Standard Operating Procedure

I have to confess to a naïve, privileged, white, middle-class, male rose-coloured view about our police. Despite personal albeit second-hand evidence to the contrary, my default opinion is to think of the police forces in this country and in this city as ones filled with honourable individuals, dedicated to upholding the law in the most peaceable manner possible. Sure, there are some bad apples, as is the case in any organization employing thousands of people but the institution itself, while not beyond reproach, remains trustworthy and respectable.

This does not square at all with that.

Now, I get that we do not have the full context. The video only serves as a brief glimpse of the entire incident. It’s impossible to hear exactly what was being said, what the shooting victim actually did (or didn’t do) to provoke such a response. We cannot rush to judgement.

That said, this looks bad. Very, very bad.

What we do know is that the shooting victim was armed with a knife although apparently not murderously competent (or inclined) enough to do any physical harm to the passengers and driver of the streetcar who all escaped. There were a large number of police officers on the scene, at least 5 or 6 at the beginning of the video, growing to double digits by the end. Nine shots were fired, not in quick succession but in groups. After which, it sounds as if a taser is being used.

On the face of it, it seems like excessive force, a quick over-reaction to a situation where no imminent danger to any of the officers could be seen. On the face of it. Obviously, more details need to be known, a thorough investigation necessary.

Yeah, I’m still willing to believe that can happen.

But if what we see on the video is essentially what happened, that someone armed with a knife alone on that streetcar, having not yet inflicted any injury on anyone else, surrounded by many police officers, all armed with guns, making some sort of threatening gesture or simply not complying with orders from the police, is shot to death without any other sort of situational de-escalation tactic first employed, we need to have a much deeper conversation about policing in this city. There’s every reason to expect the police officer who did the shooting will be cleared, deemed to have been following standard operating procedure. It’s happened before, almost eerily déjà vu-like. Reyal Jardine-Douglas and Edmond Yu.

The use of lethal force has to be the last resort not the first one. That needs to be standard operating procedure. If it isn’t, let’s start demanding a change.

submitted by Cityslikr

6 Responses to Standard Operating Procedure

  1. Sonny says:

    The officer used too many bullets and tazing the guy afterwards is like american style… The teenager had a 3 inch knife and allowed the people to vacate the streetcar which means he was in distress!
    There is a vigil/march today at 6:30pm around Dundas & Bellwoods.

  2. Alice says:

    The police have no idea how to de-escalate a situation which obviously involves someone in psychological distress and yet people who work in health care and education do it all the time.
    Arming someone with knee jerk reactions to any kind unusual, agitated, behaviour is a recipe for disaster and in this case, a tragic, unnecessary, loss of life. This has to stop.

  3. Pat says:

    Both sides – the guy AND the police – have faults of their own. But you can’t deny that more weight goes to the guy because his actions and carrying and revealing a knife in public, as well as disrupting a part of public sphere such as public transit with a knife, is the root of the entire case and outcome. That’s not a normal act.

    • Sonny says:

      OK so there is a sit in on Dundas W, shouting and apparently the cop who shot Sammy is on suspension with pay?! When hitting a lever to close the streetcar door would not have been so deadly.

    • Stevedore says:

      Wow. Such a dense conglomeration of platitudes and casual cruelties.

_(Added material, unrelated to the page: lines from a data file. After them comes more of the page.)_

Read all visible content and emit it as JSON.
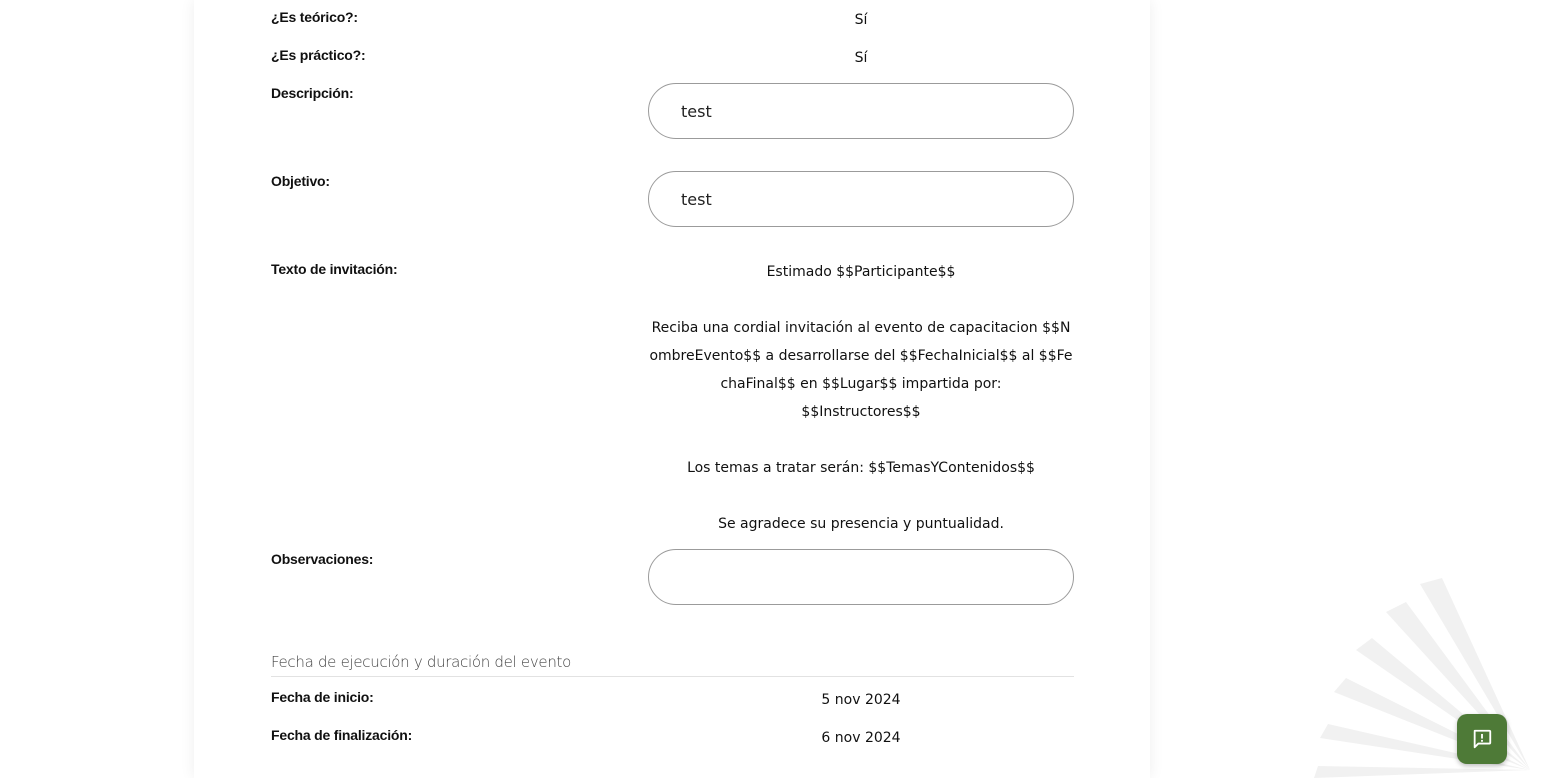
{
  "fields": {
    "teorico": {
      "label": "¿Es teórico?:",
      "value": "Sí"
    },
    "practico": {
      "label": "¿Es práctico?:",
      "value": "Sí"
    },
    "descripcion": {
      "label": "Descripción:",
      "value": "test"
    },
    "objetivo": {
      "label": "Objetivo:",
      "value": "test"
    },
    "invitacion": {
      "label": "Texto de invitación:",
      "paragraphs": [
        "Estimado $$Participante$$",
        "Reciba una cordial invitación al evento de capacitacion $$NombreEvento$$ a desarrollarse del $$FechaInicial$$ al $$FechaFinal$$ en $$Lugar$$ impartida por:",
        "$$Instructores$$",
        "Los temas a tratar serán: $$TemasYContenidos$$",
        "Se agradece su presencia y puntualidad."
      ]
    },
    "observaciones": {
      "label": "Observaciones:",
      "value": ""
    }
  },
  "schedule": {
    "title": "Fecha de ejecución y duración del evento",
    "inicio": {
      "label": "Fecha de inicio:",
      "value": "5 nov 2024"
    },
    "fin": {
      "label": "Fecha de finalización:",
      "value": "6 nov 2024"
    }
  },
  "colors": {
    "feedback_button": "#4e7a37",
    "field_border": "#9b9b9b"
  },
  "icons": {
    "feedback": "feedback-icon",
    "decoration": "sunburst-decoration"
  }
}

      1) There are no “both sides” here. The police are not supposed to be on their own “side”, they’re supposed to protect the public, which included Sammy Yatim.

      2) I can and I will “deny that more weight goes to the guy.” You’re right that pulling a knife/exposing yourself on a streetcar are “not normal” — they’re deeply irrational acts, the kind you commit when you’re not in touch with ordinary people’s reality. But people whose minds aren’t functioning “normally” — because of drugs or illness or age — are part of our society and part of the public that the police are supposed to protect. I’m getting seriously tired of this subtext that it’s understandable and OK for police to kill anyone who acts “crazy” in public.

      Maybe we’ll find out later that there was an immediate threat to the police officers, or that it was really impossible for them to disarm Sammy Yatim without shooting him in the chest. At present I really doubt that, and so I say more blame goes to the person who killed someone than the person who got killed.

  4. Simon Says says:

    Scenario actualization is what probably led to this unfortunate event.